Vous avez remarqué ces rectangles blancs qui remplacent, un à un, les vitrines colorées de vos rues commerçantes ? Ce n’est pas une illusion d’optique ni un phénomène local : c’est une hémorragie nationale, documentée, qui vide méthodiquement les centres-villes français de leur tissu commercial.
Les noms s’accumulent comme autant de nécrologies du commerce de détail : Minelli, Bouchara, Jennyfer, IKKS. Des enseignes que des millions de Français connaissent, où ils ont acheté leurs chaussures, leur linge de maison, leurs premières fringues d’ado. Depuis début 2023, selon les données rapportées par Le Monde, ce sont 24 000 emplois qui ont disparu dans le seul secteur du commerce de détail. Un chiffre qui mérite qu’on s’y arrête : ce ne sont pas des statistiques abstraites, ce sont des caissiers, des vendeurs, des responsables de rayons qui se retrouvent sur le carreau.
Le mécanisme est bien connu mais son ampleur actuelle est inédite. La conjonction de plusieurs facteurs a créé une tempête parfaite : l’inflation persistante a rogné le pouvoir d’achat des ménages, les loyers commerciaux sont restés élevés malgré la baisse de fréquentation, et le commerce en ligne a définitivement aspiré une part substantielle des achats du quotidien. Les enseignes de milieu de gamme, celles qui ne pouvaient ni jouer la carte du luxe inaccessible ni rivaliser avec les prix cassés du e-commerce, se sont retrouvées coincées dans un étau.
Ce qui est frappant dans cette crise, c’est qu’elle touche des marques ayant existé parfois plusieurs décennies. Ces enseignes avaient survécu à des crises précédentes, à la grande distribution, à l’essor d’internet première génération. Leur chute aujourd’hui dit quelque chose de plus profond sur la transformation des habitudes de consommation : le passage en magasin n’est plus un réflexe, c’est devenu une démarche consciente, presque un acte militant.
« Les rues désertées et les vitrines barbouillées de blanc des marques en liquidation nourrissent un sentiment d’abandon. »

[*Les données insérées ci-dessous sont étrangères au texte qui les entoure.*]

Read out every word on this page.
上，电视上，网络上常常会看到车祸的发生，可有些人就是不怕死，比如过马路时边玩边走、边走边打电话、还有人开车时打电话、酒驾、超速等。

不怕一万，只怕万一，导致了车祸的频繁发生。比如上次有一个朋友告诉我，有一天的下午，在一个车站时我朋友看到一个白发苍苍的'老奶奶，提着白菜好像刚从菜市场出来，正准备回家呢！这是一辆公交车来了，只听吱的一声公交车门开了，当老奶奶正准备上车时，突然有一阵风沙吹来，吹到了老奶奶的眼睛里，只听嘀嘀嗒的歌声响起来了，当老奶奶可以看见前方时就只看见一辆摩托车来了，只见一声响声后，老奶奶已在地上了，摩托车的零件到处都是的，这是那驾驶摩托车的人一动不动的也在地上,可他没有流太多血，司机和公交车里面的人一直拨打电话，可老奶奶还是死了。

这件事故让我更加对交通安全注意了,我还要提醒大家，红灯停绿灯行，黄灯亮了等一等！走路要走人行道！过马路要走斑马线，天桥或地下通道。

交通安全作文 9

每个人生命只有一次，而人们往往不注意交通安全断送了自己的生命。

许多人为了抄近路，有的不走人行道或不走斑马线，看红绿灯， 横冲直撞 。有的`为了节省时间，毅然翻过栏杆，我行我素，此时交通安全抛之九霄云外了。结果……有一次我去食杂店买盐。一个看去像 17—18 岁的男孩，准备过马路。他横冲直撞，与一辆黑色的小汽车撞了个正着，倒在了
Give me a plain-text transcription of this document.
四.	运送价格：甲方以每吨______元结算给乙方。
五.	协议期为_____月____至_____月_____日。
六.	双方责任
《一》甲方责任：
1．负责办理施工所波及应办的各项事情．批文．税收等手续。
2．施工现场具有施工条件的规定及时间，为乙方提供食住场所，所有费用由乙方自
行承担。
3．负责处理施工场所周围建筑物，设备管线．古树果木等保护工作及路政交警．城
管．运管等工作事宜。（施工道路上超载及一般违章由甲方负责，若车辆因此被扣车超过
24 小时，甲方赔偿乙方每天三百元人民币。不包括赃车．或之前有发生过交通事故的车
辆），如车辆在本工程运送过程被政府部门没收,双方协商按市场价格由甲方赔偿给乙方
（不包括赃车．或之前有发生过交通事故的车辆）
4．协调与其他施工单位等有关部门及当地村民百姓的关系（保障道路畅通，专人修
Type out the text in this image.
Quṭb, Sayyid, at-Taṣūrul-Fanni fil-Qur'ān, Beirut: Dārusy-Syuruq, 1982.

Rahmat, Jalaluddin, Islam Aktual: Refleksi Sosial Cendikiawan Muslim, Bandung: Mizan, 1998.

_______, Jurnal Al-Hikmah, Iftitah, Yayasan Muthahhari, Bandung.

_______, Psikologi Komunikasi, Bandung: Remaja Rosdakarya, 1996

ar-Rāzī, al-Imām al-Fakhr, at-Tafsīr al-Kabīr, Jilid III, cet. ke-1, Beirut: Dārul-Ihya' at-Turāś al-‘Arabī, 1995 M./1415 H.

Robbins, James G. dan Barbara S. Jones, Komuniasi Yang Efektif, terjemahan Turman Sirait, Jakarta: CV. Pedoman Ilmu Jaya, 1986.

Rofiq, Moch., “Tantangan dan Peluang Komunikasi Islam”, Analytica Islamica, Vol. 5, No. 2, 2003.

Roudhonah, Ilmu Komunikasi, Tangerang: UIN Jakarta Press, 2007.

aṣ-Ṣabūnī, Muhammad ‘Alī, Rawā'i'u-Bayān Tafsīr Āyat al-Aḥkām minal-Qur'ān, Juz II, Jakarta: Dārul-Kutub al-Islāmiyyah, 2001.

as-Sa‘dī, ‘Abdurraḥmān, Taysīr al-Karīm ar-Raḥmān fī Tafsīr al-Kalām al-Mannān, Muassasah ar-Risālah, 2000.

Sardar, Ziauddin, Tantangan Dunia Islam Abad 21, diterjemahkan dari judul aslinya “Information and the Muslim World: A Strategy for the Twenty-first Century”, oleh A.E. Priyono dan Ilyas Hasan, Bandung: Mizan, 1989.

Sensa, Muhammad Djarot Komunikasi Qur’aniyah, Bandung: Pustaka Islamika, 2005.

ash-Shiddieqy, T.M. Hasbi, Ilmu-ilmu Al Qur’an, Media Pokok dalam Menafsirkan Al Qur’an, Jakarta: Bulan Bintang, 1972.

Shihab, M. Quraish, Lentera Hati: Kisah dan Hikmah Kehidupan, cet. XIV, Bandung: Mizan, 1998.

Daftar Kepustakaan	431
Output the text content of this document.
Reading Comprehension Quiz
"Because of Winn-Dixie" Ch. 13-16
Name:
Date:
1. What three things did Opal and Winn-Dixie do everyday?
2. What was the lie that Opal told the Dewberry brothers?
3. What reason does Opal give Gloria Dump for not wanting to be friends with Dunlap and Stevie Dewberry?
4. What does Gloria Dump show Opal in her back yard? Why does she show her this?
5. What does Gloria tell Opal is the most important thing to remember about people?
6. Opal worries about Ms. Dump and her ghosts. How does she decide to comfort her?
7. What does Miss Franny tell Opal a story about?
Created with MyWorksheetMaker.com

Ce sentiment d’abandon est politique autant qu’économique. Un centre-ville mort, c’est une sociabilité qui disparaît, des rencontres qui n’ont plus lieu, un lien entre générations qui se défait. Les maires le savent, et pourtant les leviers à leur disposition restent limités. Baisser les loyers commerciaux ? Cela dépend des propriétaires privés. Attirer de nouvelles enseignes ? Pourquoi s’installer dans une rue à moitié vide quand le coût fixe reste le même ?
La vraie question que cette vague de faillites pose est celle du modèle à réinventer. Certaines villes commencent à expérimenter la reconversion des rez-de-chaussée commerciaux en logements, en tiers-lieux ou en espaces culturels. D’autres misent sur l’artisanat local et les commerces de proximité pour recréer du flux. Mais ces solutions restent parcellaires face à l’ampleur du phénomène.
Ce que ce mouvement révèle en creux, c’est aussi l’échec d’une politique fiscale qui n’a jamais vraiment égalisé les conditions de concurrence entre commerce physique et plateformes numériques. Pendant que les vitrines se barbouillent de blanc, les entrepôts logistiques, eux, continuent de pousser en périphérie. Le commerce n’est pas mort, il a juste changé d’adresse. Et ce déménagement-là a un coût social que personne ne comptabilise vraiment.